Vondra argues that, since Tye quoted from the GAL Report, a cause of action newly accrues upon the publication of Tye’s biography against those persons who provided the information in the GAL Report that Tye repeated. The flaw in this argument is that a new cause of action for libel accrues upon republication because the person choosing to republish has repeated a defamatoiy statement. The person the republisher happens to quote has neither said nor written anything new to injure the plaintiff nor has the person quoted herself repeated her statement. Rather, the republisher simply found an earlier statement and reprinted it. If the reprinting of earlier statements were enough to trigger a fresh three-year statute of limitations, the limitations period would offer no repose because a ten-year-old statement could be resurrected into a new cause of action without the person making the ten-year-old statement saying or doing anything to harm the plaintiff.

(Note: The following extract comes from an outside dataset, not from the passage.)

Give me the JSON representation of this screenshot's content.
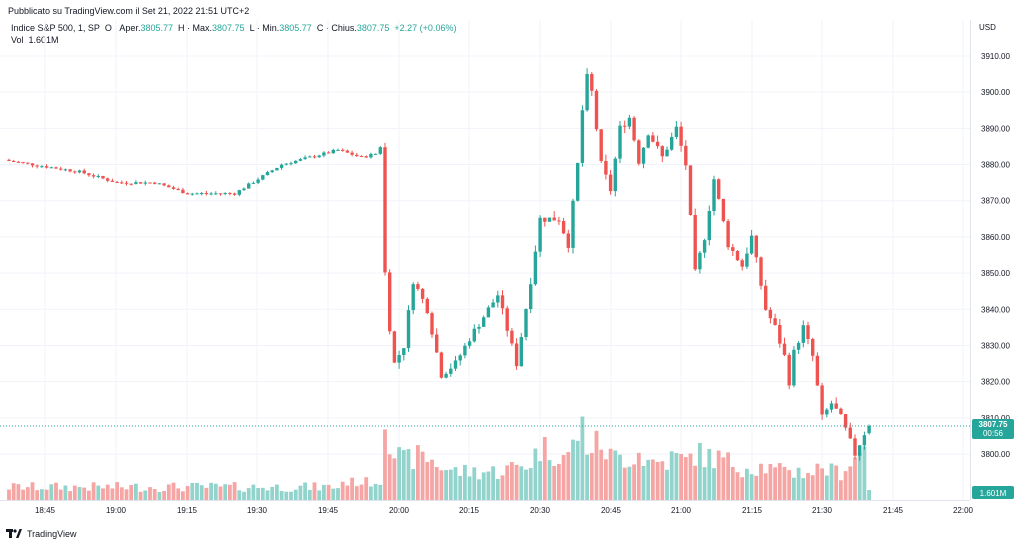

Second, since the Probate Court appointed Kaloustian as GAL and directed her to prepare a GAL Report, she was performing a quasi-judicial function in investigating and writing the GAL Report and is protected from defamation claims arising from that Report by the doctrine of absolute judicial immunity. LaLonde v. Eisner, 405 Mass. 207, 210-11 (1989). Since the defamation claims against Held, Kaplan, Sotheby’s, and Ward are premised on statements allegedly made to Kaloustian during the investigation she conducted in preparing her GAL Report for a pending judicial proceeding, these statements were made in the course of a quasi-judicial proceeding and must enjoy the same absolute privilege as statements made by witnesses during the course of trial. See Correllas v, Viveiros, 410 Mass. 314, 319-24 (1991). There can be little doubt that the ability of a GAL to prepare a report, especially in hotly contested cases, would be significantly impaired if the GAL herself could be sued for libel based on her findings, or if the witnesses she questioned risked a defamation suit if they provided information to the GAL.

ORDER

For the reasons stated above, the motions for summary judgment brought by the defendants Held, Kaplan, Sotheby’s, Ward, or Kaloustian are ALLOWED as to all claims in the complaint. 
      
      iye cites both the GAL Report and an interview with Doris Held in 1996 as the source for this information.
     
      
      Vondra in this count also claimed a violation of G.L.c. 93, §102, which grants all persons in the Commonwealth, regardless of their gender, race, creed, or national origin, the same rights enjoyed by white male citizens. Vondra has failed to articulate how any of the defendants have violated this provision of law.
     
      
      This Court recognizes that these defendants also moved for sanctions under G.L.c. 231, §6F. That motion, however, may be brought only after a decision has been rendered by the Court as to the merits of the underlying complaint. With this grant of summary judgment to these defendants, that motion maybe renewed and a hearing requested, as required under §6F.